Herbie and Mussmouth are idiots. Hell all announcers are when it comes to any personal foul related to the head, helmets, facemasks and the like. They all are a bunch of Safety Sally pussies. Just listen to the clip of the Gump DE going WWE on the Mizzou RB. Gary Dense-as-shit and Verne Oh-my-god sound like two old church ladies witnessing a prison rape. Herbie's dumbass analysis of why the flag was thrown has many of you thinking it was a BS penalty. If he was flagged for intent then I agree it was a poor call. Bottom line is that intent had nothing to do with it. In two of the three plays prior the Carolina bench was lobbying hard for personal foul calls. They were close but no cigar. Heck I don't blame them for trying to lobby such in the situation they were under. It's 15 yards and a fresh set of down the easy way, a smart coaching move if you ask me, a bit chickenshit but still smart. The fact is Loston did touch the Carolina receiver out of bounds. Even though it wasn't with malice and it was ever so slight, Loston left his feet in doing so. That will draw a flag every time. If he had stayed on his feet and made an attempt to check up, he probably could have made more contact and not drawn a penalty.
Dude, he f'n grazed him. That wasn't a penalty. Wasn't close, wasn't even within the realm of being considered a penalty. In fact, there should have been a flag thrown on that official and he should be ejected and fined.
I agree it was a weak call. In fact I personally feel that Loston left his feet with the intention to prevent knocking the shit out of the receiver. It's a pussification of the sport but it is, has been and will continue to be a foul to leave your feet and make contact, however so slight.
Refs already legislate intent on the field. Classic example is defensive PI. If the defender doesn't turn to look for the ball and contacts the player during the catch, it's PI. If he turns to look for the ball and initiates the exact same contact, it's not. One is considered playing the ball, the other isn't.

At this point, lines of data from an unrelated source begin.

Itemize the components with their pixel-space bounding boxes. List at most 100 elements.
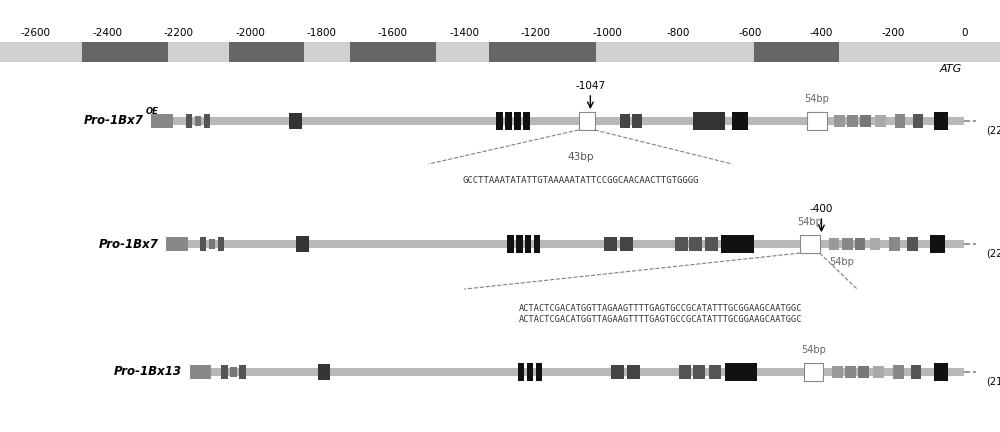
Text: -400: -400 [810, 28, 833, 38]
Text: -1200: -1200 [521, 28, 551, 38]
Bar [907, 237, 918, 251]
Bar [693, 112, 725, 130]
Bar [930, 235, 945, 253]
Text: -1047: -1047 [575, 81, 605, 91]
Bar [166, 237, 188, 251]
Bar [754, 42, 839, 62]
Text: 54bp: 54bp [801, 345, 826, 355]
Bar [732, 112, 748, 130]
Bar [693, 365, 705, 378]
Text: -800: -800 [667, 28, 690, 38]
Text: -2000: -2000 [235, 28, 265, 38]
Bar [350, 42, 436, 62]
Bar [489, 42, 596, 62]
Bar [675, 237, 688, 251]
Text: Pro-1Bx13: Pro-1Bx13 [114, 365, 182, 378]
Text: Pro-1Bx7: Pro-1Bx7 [84, 114, 143, 127]
Bar [804, 362, 823, 381]
Text: 54bp: 54bp [797, 217, 822, 227]
Bar [845, 365, 856, 378]
Bar [496, 112, 503, 130]
Bar [230, 366, 237, 377]
Bar [525, 235, 531, 253]
Bar [679, 365, 691, 378]
Text: Pro-1Bx7: Pro-1Bx7 [99, 238, 158, 251]
Bar [800, 235, 820, 253]
Bar [604, 237, 617, 251]
Text: -2200: -2200 [164, 28, 194, 38]
Bar [895, 114, 905, 128]
Bar [190, 368, 964, 375]
Text: 43bp: 43bp [567, 152, 594, 162]
Bar [209, 239, 215, 249]
Bar [195, 116, 201, 126]
Text: OE: OE [145, 107, 158, 116]
Text: 54bp: 54bp [830, 257, 855, 267]
Text: -1600: -1600 [378, 28, 408, 38]
Bar [934, 362, 948, 381]
Bar [873, 365, 884, 378]
Bar [534, 235, 540, 253]
Bar [705, 237, 718, 251]
Bar [889, 237, 900, 251]
Bar [858, 365, 869, 378]
Bar [518, 362, 524, 381]
Bar [186, 114, 192, 128]
Text: -2600: -2600 [21, 28, 51, 38]
Bar [318, 363, 330, 380]
Bar [514, 112, 521, 130]
Bar [627, 365, 640, 378]
Text: -200: -200 [881, 28, 905, 38]
Bar [912, 114, 923, 128]
Text: GCCTTAAATATATTGTAAAAATATTCCGGCAACAACTTGTGGGG: GCCTTAAATATATTGTAAAAATATTCCGGCAACAACTTGT… [462, 176, 699, 185]
Text: ACTACTCGACATGGTTAGAAGTTTTGAGTGCCGCATATTTGCGGAAGCAATGGC: ACTACTCGACATGGTTAGAAGTTTTGAGTGCCGCATATTT… [519, 304, 802, 313]
Bar [229, 42, 304, 62]
Bar [689, 237, 702, 251]
Bar [611, 365, 624, 378]
Bar [200, 237, 206, 251]
Bar [505, 112, 512, 130]
Bar [0, 42, 1000, 62]
Text: ACTACTCGACATGGTTAGAAGTTTTGAGTGCCGCATATTTGCGGAAGCAATGGC: ACTACTCGACATGGTTAGAAGTTTTGAGTGCCGCATATTT… [519, 315, 802, 324]
Bar [507, 235, 514, 253]
Bar [829, 238, 839, 250]
Text: -2400: -2400 [92, 28, 122, 38]
Bar [632, 114, 642, 128]
Text: (2276bp): (2276bp) [986, 126, 1000, 136]
Bar [166, 240, 964, 248]
Bar [875, 115, 886, 127]
Bar [190, 365, 211, 378]
Bar [620, 114, 630, 128]
Text: -1400: -1400 [449, 28, 479, 38]
Text: (2234bp): (2234bp) [986, 249, 1000, 259]
Bar [239, 365, 246, 378]
Bar [834, 115, 845, 127]
Text: -600: -600 [738, 28, 762, 38]
Bar [807, 112, 827, 130]
Bar [536, 362, 542, 381]
Text: -1000: -1000 [592, 28, 622, 38]
Bar [82, 42, 168, 62]
Text: (2169bp): (2169bp) [986, 377, 1000, 387]
Bar [151, 114, 173, 128]
Text: -400: -400 [810, 204, 833, 214]
Bar [296, 236, 309, 252]
Bar [725, 362, 757, 381]
Text: 54bp: 54bp [805, 94, 829, 104]
Bar [832, 365, 843, 378]
Bar [579, 112, 595, 130]
Bar [934, 112, 948, 130]
Text: ATG: ATG [940, 64, 962, 74]
Bar [855, 238, 865, 250]
Text: 0: 0 [961, 28, 968, 38]
Bar [911, 365, 921, 378]
Bar [893, 365, 904, 378]
Bar [151, 117, 964, 125]
Bar [218, 237, 224, 251]
Bar [527, 362, 533, 381]
Bar [289, 113, 302, 129]
Bar [516, 235, 522, 253]
Bar [204, 114, 210, 128]
Bar [620, 237, 633, 251]
Bar [523, 112, 530, 130]
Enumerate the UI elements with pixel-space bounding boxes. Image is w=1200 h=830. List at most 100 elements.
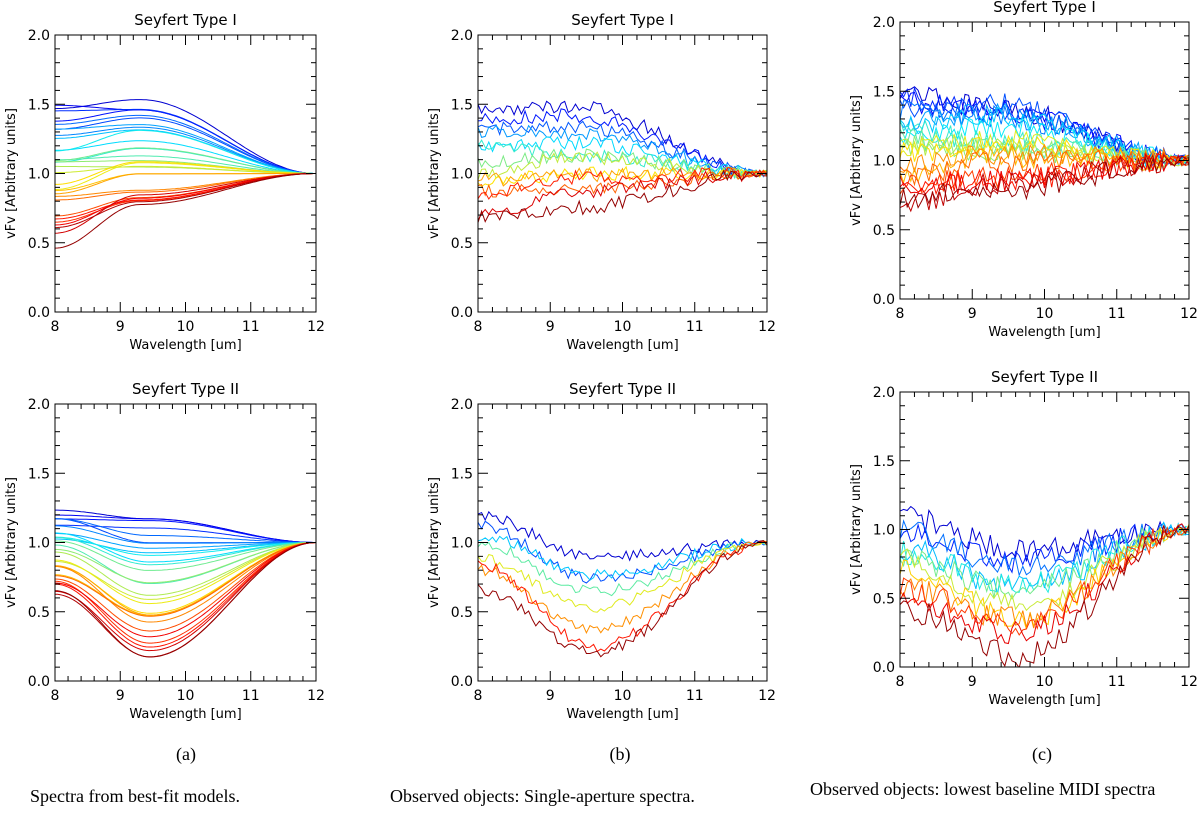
x-tick-label: 10	[177, 319, 195, 335]
series-line-26	[55, 542, 316, 648]
series-group	[478, 510, 767, 658]
plot-title: Seyfert Type II	[991, 368, 1098, 386]
plot-title: Seyfert Type I	[993, 0, 1096, 16]
panel-a-top: Seyfert Type I 8 9 10 11 12 0.0 0.5 1.0 1.5 2.0 Wav…	[4, 11, 325, 353]
series-line-6	[478, 540, 767, 634]
series-line-2	[478, 108, 767, 177]
series-line-14	[55, 147, 316, 174]
x-tick-label: 11	[242, 319, 260, 335]
plot-title: Seyfert Type I	[571, 11, 674, 29]
series-line-9	[900, 119, 1189, 172]
x-tick-label: 9	[116, 319, 125, 335]
x-tick-label: 12	[1180, 306, 1198, 322]
series-line-19	[900, 152, 1189, 196]
x-tick-label: 10	[1036, 306, 1054, 322]
series-line-15	[55, 542, 316, 584]
panel-c-top: Seyfert Type I 8 9 10 11 12 0.0 0.5 1.0 1.5 2.0 Wav…	[849, 0, 1198, 340]
panel-b-bottom: Seyfert Type II 8 9 10 11 12 0.0 0.5 1.0 1.5 2.0 Wa…	[427, 380, 776, 722]
series-line-25	[55, 542, 316, 644]
series-line-6	[900, 526, 1189, 600]
series-line-16	[55, 542, 316, 596]
series-line-21	[55, 173, 316, 195]
series-line-12	[900, 135, 1189, 171]
y-tick-label: 0.5	[28, 236, 50, 252]
y-tick-label: 1.0	[28, 167, 50, 183]
y-tick-label: 0.5	[451, 605, 473, 621]
x-tick-label: 10	[614, 688, 632, 704]
series-line-20	[900, 149, 1189, 196]
x-tick-label: 11	[686, 319, 704, 335]
series-line-12	[900, 525, 1189, 667]
x-tick-label: 9	[968, 674, 977, 690]
series-line-11	[900, 523, 1189, 645]
x-tick-label: 9	[116, 688, 125, 704]
series-line-30	[55, 173, 316, 249]
series-line-7	[55, 525, 316, 544]
x-tick-label: 9	[546, 319, 555, 335]
series-line-29	[55, 173, 316, 229]
y-tick-label: 1.0	[28, 536, 50, 552]
y-tick-label: 1.5	[451, 466, 473, 482]
series-line-11	[55, 129, 316, 174]
y-tick-label: 1.5	[28, 466, 50, 482]
series-group	[478, 100, 767, 223]
series-line-13	[55, 542, 316, 584]
series-line-4	[478, 124, 767, 178]
figure-plots: Seyfert Type I 8 9 10 11 12 0.0 0.5 1.0 1.5 2.0 Wav…	[4, 0, 1198, 722]
y-tick-label: 1.5	[873, 84, 895, 100]
x-tick-label: 12	[1180, 674, 1198, 690]
x-tick-label: 12	[307, 319, 325, 335]
x-tick-label: 8	[896, 674, 905, 690]
series-line-13	[55, 155, 316, 174]
series-line-8	[478, 540, 767, 658]
series-line-22	[55, 542, 316, 623]
caption-text-b: Observed objects: Single-aperture spectr…	[390, 786, 695, 806]
x-axis-label: Wavelength [um]	[566, 338, 678, 353]
y-tick-label: 0.5	[873, 591, 895, 607]
x-tick-label: 12	[758, 688, 776, 704]
series-line-7	[900, 106, 1189, 167]
y-tick-label: 1.0	[873, 154, 895, 170]
x-tick-label: 10	[1036, 674, 1054, 690]
series-line-10	[55, 140, 316, 174]
y-tick-label: 1.0	[873, 523, 895, 539]
caption-letter-c: (c)	[1032, 744, 1052, 764]
y-tick-label: 0.5	[873, 223, 895, 239]
caption-text-a: Spectra from best-fit models.	[30, 786, 240, 806]
x-tick-label: 8	[474, 319, 483, 335]
plot-title: Seyfert Type I	[134, 11, 237, 29]
x-axis-label: Wavelength [um]	[129, 338, 241, 353]
x-tick-label: 12	[307, 688, 325, 704]
x-axis-label: Wavelength [um]	[988, 325, 1100, 340]
x-tick-label: 11	[686, 688, 704, 704]
series-line-12	[55, 536, 316, 566]
y-axis-label: vFv [Arbitrary units]	[4, 477, 19, 608]
y-tick-label: 2.0	[28, 28, 50, 44]
x-tick-label: 8	[896, 306, 905, 322]
x-tick-label: 8	[51, 319, 60, 335]
series-group	[55, 99, 316, 249]
x-axis-label: Wavelength [um]	[129, 707, 241, 722]
y-tick-label: 0.0	[451, 305, 473, 321]
series-line-10	[900, 526, 1189, 636]
x-tick-label: 10	[177, 688, 195, 704]
y-axis-label: vFv [Arbitrary units]	[427, 108, 442, 239]
series-line-14	[478, 169, 767, 223]
series-line-1	[478, 510, 767, 562]
x-tick-label: 11	[242, 688, 260, 704]
y-tick-label: 2.0	[873, 15, 895, 31]
series-line-1	[55, 99, 316, 174]
series-line-8	[55, 124, 316, 174]
y-axis-label: vFv [Arbitrary units]	[427, 477, 442, 608]
x-tick-label: 9	[968, 306, 977, 322]
plot-title: Seyfert Type II	[132, 380, 239, 398]
x-tick-label: 8	[51, 688, 60, 704]
series-line-4	[55, 108, 316, 174]
series-line-19	[55, 161, 316, 185]
y-tick-label: 0.0	[28, 674, 50, 690]
series-line-3	[900, 519, 1189, 577]
series-line-6	[55, 518, 316, 543]
y-tick-label: 1.5	[451, 97, 473, 113]
x-tick-label: 12	[758, 319, 776, 335]
y-axis-label: vFv [Arbitrary units]	[849, 95, 864, 226]
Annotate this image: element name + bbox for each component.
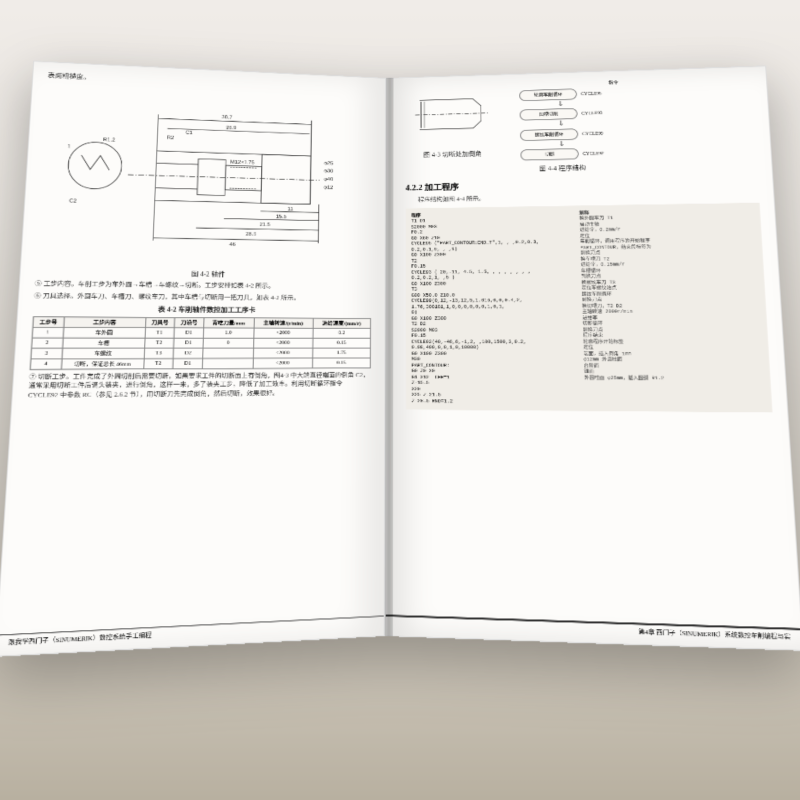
flow-cycle-label: CYCLE95 xyxy=(581,92,602,97)
svg-text:21.5: 21.5 xyxy=(260,222,271,228)
table-header: 工步内容 xyxy=(63,317,145,328)
table-row: 4切断，保证总长 46mmT2D1<20000.15 xyxy=(30,358,370,369)
flowchart: 指令 轮廓车削循环CYCLE95⇓凹槽切削CYCLE93⇓螺纹车削循环CYCLE… xyxy=(503,80,622,177)
table-row: 2车槽T2D10<20000.15 xyxy=(31,337,370,348)
fig-4-2-label: 图 4-2 轴件 xyxy=(35,268,371,281)
svg-text:11: 11 xyxy=(288,207,294,213)
flow-cycle-label: CYCLE93 xyxy=(581,112,602,117)
svg-text:15.5: 15.5 xyxy=(276,214,287,220)
para-7: ⑦ 切断工步。工件完成了外圆切削后需要切断，如果要求工件的切断面上有倒角，图4-… xyxy=(28,371,371,401)
svg-text:φ12: φ12 xyxy=(324,185,333,191)
nc-program: 程序T1 D1S2000 M03F0.2G0 X60 Z10CYCLE95 ("… xyxy=(405,203,772,413)
flow-node: 切断 xyxy=(520,148,578,160)
table-header: 刀具号 xyxy=(145,317,175,327)
flow-node: 螺纹车削循环 xyxy=(520,128,578,141)
svg-text:φ25: φ25 xyxy=(324,161,333,167)
right-footer: 第4章 西门子（SINUMERIK）系统数控车削编程与实 xyxy=(386,615,800,644)
svg-text:φ40: φ40 xyxy=(324,177,333,183)
para-6: ⑥ 刀具选择。外圆车刀、车槽刀、螺纹车刀，其中车槽与切断用一把刀具，如表 4-2… xyxy=(34,292,371,304)
left-page: 表面粗糙度。 xyxy=(0,61,386,657)
fig-4-3-diagram: 图 4-3 切断处加倒角 xyxy=(405,83,500,162)
svg-text:36.9: 36.9 xyxy=(226,126,237,132)
table-header: 背吃刀量/mm xyxy=(203,317,253,327)
table-header: 主轴转速/(r/min) xyxy=(253,317,312,327)
right-page: 图 4-3 切断处加倒角 指令 轮廓车削循环CYCLE95⇓凹槽切削CYCLE9… xyxy=(384,66,800,651)
svg-text:C2: C2 xyxy=(69,199,77,205)
table-row: 1车外圆T1D11.0<20000.2 xyxy=(32,327,370,338)
technical-drawing: 38.7 36.9 46 28.5 21.5 15.5 11 φ40 φ30 φ… xyxy=(36,83,372,268)
svg-text:R1.2: R1.2 xyxy=(103,137,115,143)
svg-text:M12×1.75: M12×1.75 xyxy=(230,159,254,165)
svg-text:R2: R2 xyxy=(167,135,174,141)
open-book: 表面粗糙度。 xyxy=(13,78,788,636)
code-line: Z-28.5 RND=1.2 xyxy=(411,399,584,406)
flow-node: 凹槽切削 xyxy=(520,108,578,121)
svg-text:φ30: φ30 xyxy=(324,169,333,175)
svg-text:C1: C1 xyxy=(185,130,192,136)
flow-cycle-label: CYCLE99 xyxy=(582,132,603,137)
table-header: 刀沿号 xyxy=(174,317,203,327)
svg-text:46: 46 xyxy=(229,242,235,248)
flow-cycle-label: CYCLE92 xyxy=(583,152,604,157)
svg-text:1: 1 xyxy=(67,144,71,150)
right-top-figures: 图 4-3 切断处加倒角 指令 轮廓车削循环CYCLE95⇓凹槽切削CYCLE9… xyxy=(405,76,757,179)
table-4-2-title: 表 4-2 车削轴件数控加工工序卡 xyxy=(33,304,371,315)
para-5: ⑤ 工步内容。车削工步为车外圆→车槽→车螺纹→切断。工步安排如表 4-2 所示。 xyxy=(35,280,372,292)
table-header: 工步号 xyxy=(33,316,64,327)
flow-node: 轮廓车削循环 xyxy=(519,89,577,102)
code-comment: 外圆柱面 φ25mm，插入圆弧 R1.2 xyxy=(584,375,764,382)
svg-text:28.5: 28.5 xyxy=(246,232,257,238)
left-footer: 跟我学西门子（SINUMERIK）数控系统手工编程 xyxy=(0,616,384,650)
svg-text:38.7: 38.7 xyxy=(222,115,233,121)
process-table: 工步号工步内容刀具号刀沿号背吃刀量/mm主轴转速/(r/min)进给速度/(mm… xyxy=(30,316,371,370)
book-spine xyxy=(384,78,393,636)
table-header: 进给速度/(mm/r) xyxy=(313,318,371,328)
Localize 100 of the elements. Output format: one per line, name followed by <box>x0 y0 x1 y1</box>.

Do they still call that? Isn't that called face guarding? Maybe I'm wrong but I thought that was an NFL rule. Maybe even an old rule that doesn't exist anymore. I could very well be wrong I can't really remember. If it is still called its a stupid rule. Basically saying its illegal to block a receivers vision unless the defender sees the ball. Defenders should be able to break up a pass play anyway possible as long as he does not contact the receiver, maybe that's just me though.
You are correct. The rule book clearly states, "Physical contact is required to establish interference."